Analysis of "DiffusionEdge: Diffusion Probabilistic Model for Crisp Edge Detection"

The research paper entitled "DiffusionEdge: Diffusion Probabilistic Model for Crisp Edge Detection" presents an innovative approach to addressing the challenges inherent in edge detection, a critical computer vision task. The authors propose a novel method that leverages the potential of Diffusion Probabilistic Models (DPMs) to achieve both correct and crisp edge maps more efficiently than prevailing techniques.

Key Contributions

The core contribution of the paper is the introduction of DiffusionEdge, the first instance of employing a diffusion model for edge detection tasks. Traditional edge detection systems, including both classical methods like Canny and modern CNN-based techniques, often struggle with balancing edge correctness with edge crispness. The proposed DiffusionEdge solves this problem by harnessing the strengths of DPMs, notably their ability to perform denoising operations directly on the original image scale.

Furthermore, the paper introduces several pertinent technical innovations to enhance the capabilities of DiffusionEdge:

  1. Decoupled Architecture: By incorporating a decoupled diffusion architecture, similar to that used in DDM, the method accelerates inference processes significantly.
  2. Adaptive Fourier Filter: The introduction of an adaptive frequency filtering mechanism allows the adjustment of specific frequency components, thereby refining latent features crucial for achieving crisp edge detection.
  3. Uncertainty Distillation: This approach retains essential uncertainty information inherent in datasets labeled by multiple annotators. The method optimizes parameters directly in the latent space using a cross-entropy loss, an approach that reduces both computational demands and the need for extensive data augmentation.

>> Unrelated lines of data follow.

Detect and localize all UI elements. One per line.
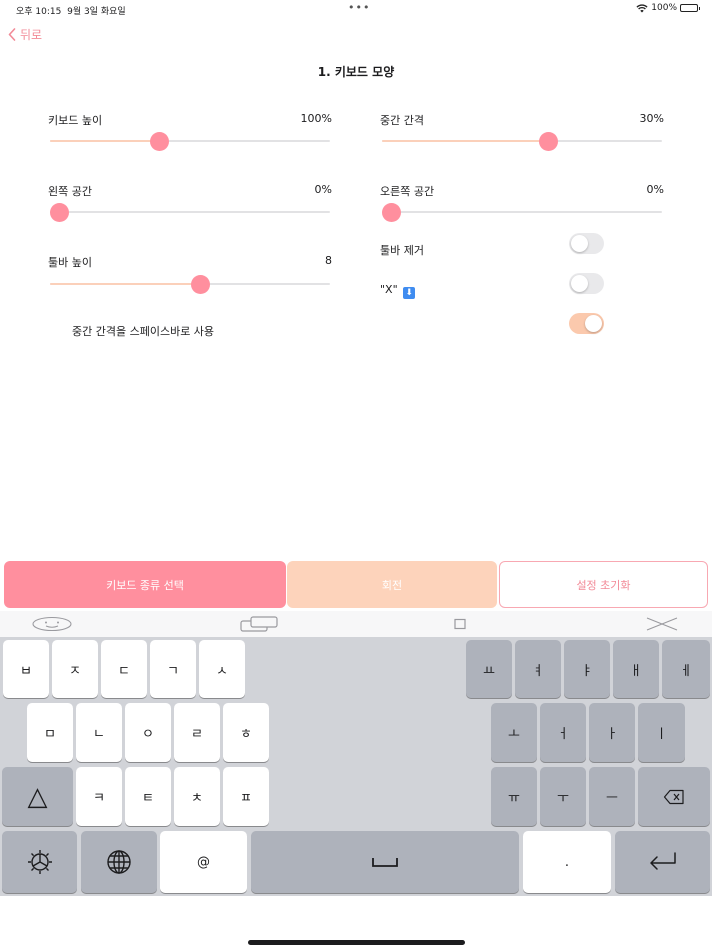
- key-consonant[interactable]: ㅂ: [3, 640, 49, 698]
- slider-thumb[interactable]: [149, 132, 169, 151]
- slider-thumb[interactable]: [382, 203, 401, 222]
- status-bar: 오후 10:15 9월 3일 화요일 ••• 100%: [0, 0, 712, 20]
- key-vowel[interactable]: ㅐ: [613, 640, 659, 698]
- select-keyboard-button[interactable]: 키보드 종류 선택: [4, 561, 286, 608]
- gap-as-space-label: 중간 간격을 스페이스바로 사용: [72, 325, 215, 338]
- middle-gap-slider[interactable]: [382, 131, 662, 151]
- key-vowel[interactable]: ㅣ: [638, 703, 685, 762]
- key-consonant[interactable]: ㅈ: [52, 640, 98, 698]
- key-vowel[interactable]: ㅡ: [589, 767, 635, 826]
- wifi-icon: [636, 3, 648, 12]
- x-key-label: "X" ⬇: [380, 283, 416, 299]
- key-vowel[interactable]: ㅑ: [564, 640, 610, 698]
- key-vowel[interactable]: ㅕ: [515, 640, 561, 698]
- status-right: 100%: [636, 3, 700, 13]
- settings-key[interactable]: [2, 831, 77, 893]
- rotate-button[interactable]: 회전: [287, 561, 497, 608]
- delete-left-icon: [663, 789, 684, 804]
- space-key[interactable]: [251, 831, 519, 893]
- key-vowel[interactable]: ㅜ: [540, 767, 586, 826]
- return-icon: [649, 852, 676, 870]
- keyboard-height-slider[interactable]: [50, 131, 330, 151]
- language-key[interactable]: [81, 831, 157, 893]
- backspace-key[interactable]: [638, 767, 710, 826]
- keyboard-height-value: 100%: [300, 112, 332, 125]
- remove-toolbar-toggle[interactable]: [569, 233, 604, 254]
- page-title: 1. 키보드 모양: [317, 65, 395, 79]
- multitasking-dots[interactable]: •••: [348, 1, 370, 14]
- close-icon[interactable]: [644, 615, 680, 633]
- key-consonant[interactable]: ㅇ: [125, 703, 171, 762]
- single-window-icon[interactable]: [450, 615, 470, 633]
- clipboard-icon[interactable]: [236, 615, 282, 633]
- status-date: 9월 3일 화요일: [67, 7, 126, 17]
- slider-thumb[interactable]: [191, 275, 211, 294]
- left-space-slider[interactable]: [50, 202, 330, 222]
- key-consonant[interactable]: ㅅ: [199, 640, 245, 698]
- key-vowel[interactable]: ㅓ: [540, 703, 586, 762]
- key-consonant[interactable]: ㄱ: [150, 640, 196, 698]
- keyboard-height-label: 키보드 높이: [48, 114, 103, 127]
- x-key-toggle[interactable]: [569, 273, 604, 294]
- right-space-label: 오른쪽 공간: [380, 185, 435, 198]
- slider-thumb[interactable]: [50, 203, 69, 222]
- space-icon: [372, 858, 398, 867]
- key-consonant[interactable]: ㅌ: [125, 767, 171, 826]
- key-consonant[interactable]: ㅍ: [223, 767, 269, 826]
- right-space-value: 0%: [646, 183, 664, 196]
- gap-as-space-toggle[interactable]: [569, 313, 604, 334]
- home-indicator: [248, 940, 465, 945]
- left-space-label: 왼쪽 공간: [48, 185, 92, 198]
- right-space-slider[interactable]: [382, 202, 662, 222]
- remove-toolbar-label: 툴바 제거: [380, 244, 424, 257]
- battery-percent: 100%: [651, 3, 677, 13]
- chevron-left-icon: [8, 28, 16, 41]
- at-key[interactable]: @: [160, 831, 247, 893]
- left-space-value: 0%: [314, 183, 332, 196]
- emoji-face-icon[interactable]: [30, 615, 74, 633]
- down-arrow-emoji-icon: ⬇: [403, 287, 416, 299]
- globe-icon: [107, 850, 131, 874]
- reset-settings-button[interactable]: 설정 초기화: [499, 561, 708, 608]
- key-consonant[interactable]: ㅎ: [223, 703, 269, 762]
- middle-gap-value: 30%: [639, 112, 664, 125]
- shift-key[interactable]: △: [2, 767, 73, 826]
- period-key[interactable]: .: [523, 831, 611, 893]
- toolbar-height-value: 8: [325, 254, 332, 267]
- return-key[interactable]: [615, 831, 710, 893]
- key-consonant[interactable]: ㅋ: [76, 767, 122, 826]
- status-time: 오후 10:15 9월 3일 화요일: [16, 7, 126, 17]
- battery-icon: [680, 4, 700, 12]
- toolbar-height-label: 툴바 높이: [48, 256, 92, 269]
- key-consonant[interactable]: ㅁ: [27, 703, 73, 762]
- key-consonant[interactable]: ㄷ: [101, 640, 147, 698]
- key-consonant[interactable]: ㅊ: [174, 767, 220, 826]
- key-vowel[interactable]: ㅔ: [662, 640, 710, 698]
- key-consonant[interactable]: ㄴ: [76, 703, 122, 762]
- keyboard-toolbar: [0, 611, 712, 637]
- key-vowel[interactable]: ㅠ: [491, 767, 537, 826]
- slider-thumb[interactable]: [539, 132, 559, 151]
- key-vowel[interactable]: ㅗ: [491, 703, 537, 762]
- keyboard: ㅂ ㅈ ㄷ ㄱ ㅅ ㅁ ㄴ ㅇ ㄹ ㅎ △ ㅋ ㅌ ㅊ ㅍ ㅛ ㅕ ㅑ ㅐ ㅔ …: [0, 637, 712, 896]
- back-label: 뒤로: [20, 28, 43, 42]
- gear-icon: [27, 850, 52, 874]
- key-vowel[interactable]: ㅛ: [466, 640, 512, 698]
- back-button[interactable]: 뒤로: [8, 26, 42, 43]
- middle-gap-label: 중간 간격: [380, 114, 424, 127]
- toolbar-height-slider[interactable]: [50, 274, 330, 294]
- key-vowel[interactable]: ㅏ: [589, 703, 635, 762]
- key-consonant[interactable]: ㄹ: [174, 703, 220, 762]
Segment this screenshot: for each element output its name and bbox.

The efficacy of DiffusionEdge is demonstrated through extensive experiments across four edge detection benchmarks: BSDS, NYUDv2, Multicue, and BIPED. The results indicate that DiffusionEdge outperforms contemporary state-of-the-art approaches in terms of F-scores and Average Crispness (AC), particularly on the NYUDv2 dataset with significant improvements of 30.2% in ODS, 28.1% in OIS, and 65.1% in AC compared to the second-best method.

Implications and Future Directions

The development of DiffusionEdge presents substantial implications for both theoretical understanding and practical applications in edge detection. By integrating a diffusion model with a novel adaptive filtering technique and uncertainty-aware optimization, this work sets a precedent for future explorations into using generative models for edge detection tasks. This is particularly relevant in scenarios where edge crispness—indispensable for tasks such as 2D perception, image generation, and 3D reconstruction—is of high importance.

Practically, the reduction in reliance on computationally expensive post-processing techniques and extensive dataset augmentations marks a significant stride towards more efficient edge detection frameworks. This method's success also hints at the potential application of diffusion models in other areas of computer vision beyond generative tasks, such as object segmentation and recognition.

However, as noted by the authors, the efficiency of the diffusion model in terms of inference speed still warrants further investigation. Future research should focus on optimization strategies that maintain accuracy and crispness while minimizing computational overhead.

In summary, the "DiffusionEdge" model illustrates a meaningful step forward in edge detection research, prompting further discourse on the integration of diffusion probabilistic models in vision tasks and sparking ideas for optimizing computational performances in these systems.